Even in the midst of this post-election anxiety, the former Sonic Youther has been busy as ever. Just a couple of months after releasing her first solo song, she played a Nov. 12 show at National Sawdust with her current project, Body/Head, to celebrate their new live EP, No Waves. Then she jetted down to South Beach, where she has a short in Art Basel’s film program. Add to all that, the book signing last night at the The Miami Beach Edition, an intimate rosé-and-canapés affair in a bungalow by the hotel’s pool.

(Photo: Angelo Fabara)

(Photo: Angelo Fabara)

No, Gordon hasn’t already written a sequel to her memoir— this tome, titled Noise Name Paintings and Sculptures of Rock Bands That Are Broken Up, is a companion to a show of the same name that opened at the Benaki Museum in Athens, Greece, last year. The exhibit included a live performance by Body/Head (a recording is packaged with the book) as well as Gordon’s Noise Name paintings, featuring the scrawled, dripping names of beloved noise bands like The Stooges and Pussy Galore (a Secret Abuse one, you’ll recall, was going for $10,000 at the Mudd Club rummage sale.)

Aside from being a musician, visual artist, and author, Gordon— like all of us, really— has become a political commentator of late. Okay, maybe not a commentator so much as a concerned citizen who’s been anxiously retweeting everyone from Bernie Sanders to Steve Bannon protesters asking for her support. But how does Gordon herself feel about the nation’s descent into what one might call Male White Corporate Oppression?

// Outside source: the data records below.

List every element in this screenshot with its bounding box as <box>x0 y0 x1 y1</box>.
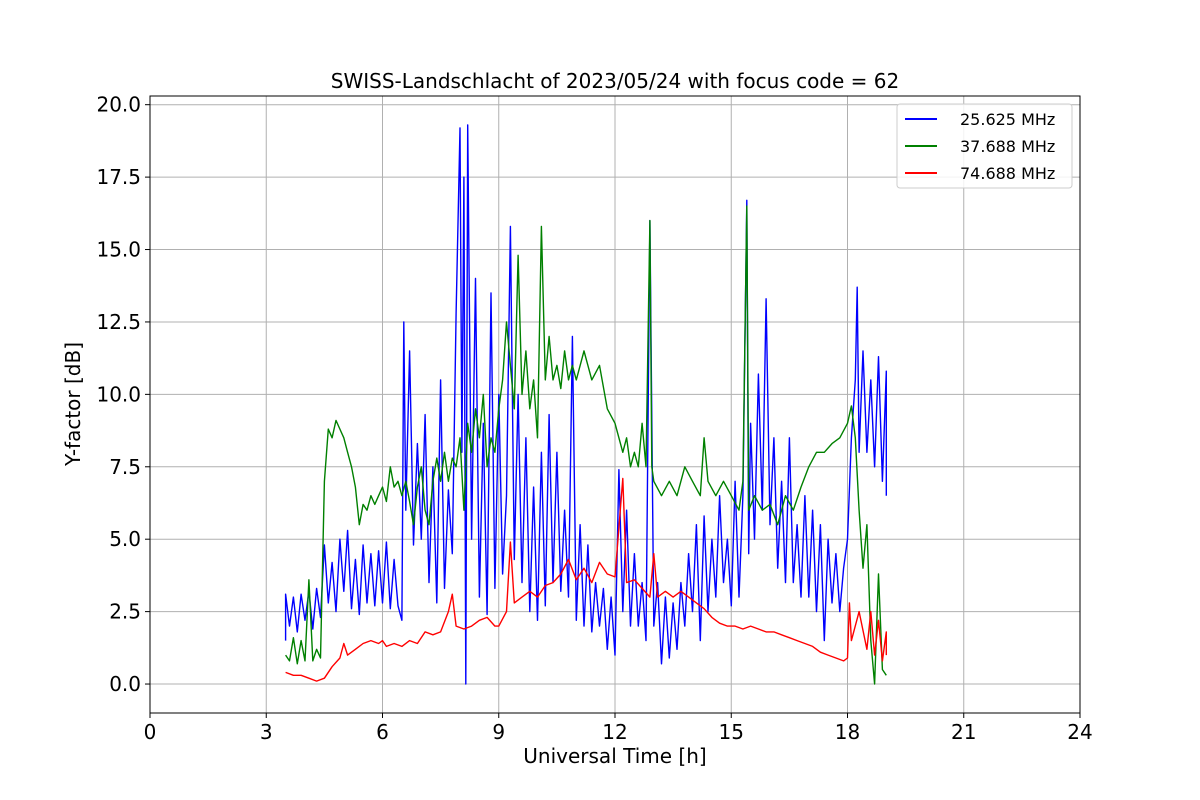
grid <box>149 96 1081 713</box>
y-tick-label: 12.5 <box>96 310 141 334</box>
x-axis-label: Universal Time [h] <box>523 744 706 768</box>
x-tick-label: 9 <box>492 720 505 744</box>
series-layer <box>284 124 887 685</box>
x-tick-label: 3 <box>260 720 273 744</box>
legend-box <box>896 103 1073 189</box>
legend-label: 74.688 MHz <box>960 164 1055 183</box>
series-line-3 <box>285 477 887 682</box>
y-tick-label: 17.5 <box>96 165 141 189</box>
legend-label: 25.625 MHz <box>960 110 1055 129</box>
axis-ticks: 0 3 6 9 12 15 18 21 24 0.0 2.5 5.0 7.5 10.0 12.5 15.0 17… <box>96 93 1092 744</box>
x-tick-label: 6 <box>376 720 389 744</box>
x-tick-label: 18 <box>835 720 860 744</box>
y-tick-label: 7.5 <box>109 455 141 479</box>
y-tick-label: 0.0 <box>109 672 141 696</box>
series-line-2 <box>285 205 887 685</box>
chart-title: SWISS-Landschlacht of 2023/05/24 with fo… <box>331 69 899 93</box>
x-tick-label: 0 <box>144 720 157 744</box>
y-tick-label: 10.0 <box>96 382 141 406</box>
legend-label: 37.688 MHz <box>960 137 1055 156</box>
y-tick-label: 2.5 <box>109 600 141 624</box>
series-line-1 <box>284 124 887 685</box>
y-tick-label: 15.0 <box>96 238 141 262</box>
y-tick-label: 5.0 <box>109 527 141 551</box>
x-tick-label: 12 <box>602 720 627 744</box>
y-tick-label: 20.0 <box>96 93 141 117</box>
y-axis-label: Y-factor [dB] <box>61 342 85 467</box>
x-tick-label: 21 <box>951 720 976 744</box>
x-tick-label: 15 <box>719 720 744 744</box>
x-tick-label: 24 <box>1067 720 1092 744</box>
legend: 25.625 MHz 37.688 MHz 74.688 MHz <box>896 103 1073 189</box>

When we asked her last night, her answer was very much that of someone who had recently moved back to her childhood home of Los Angeles. “I just feel like it goes back to the question about the Electoral College,” she said. “California has one of the six biggest economies in the world, and yet we get two puny representatives, you know, votes. And we pay so much taxes and we get so little in return– that’s the kind of stuff that really needs to be revised.”

We asked her how she felt about the Dear Ivanka campaign, which is trying to appeal to Donald Trump’s “voice of reason” via Instagram posts and letters directed at his daughter. We figured Gordon might have something to say about it, since one of her book signing’s co-presenters, Bill Powers of Half Gallery, was among those who picketed Ivanka’s apartment last week.

“I don’t know what to say about her,” Gordon told us, admitting that she didn’t want to be mean. “She probably just wants to make money. It’s all she knows— that’s her world, she’s a businesswoman.”

Daddy Trump, meanwhile, is a product of “the whole reality TV mentality that’s been building up over the last 15 years,” Gordon observed. “His TV show is what made him into a brand name and gave him the confidence to run for president. Reality TV viewing has set up these weird models of regressive behavior, or arrested behavior, that’s taken us back to the playground of: ‘If you don’t want to be a loser, you’re with me.’ It’s like people want to associate themselves or relate to people who they think are winners, even in this weird way. And I think obviously Trump has appealed to them.”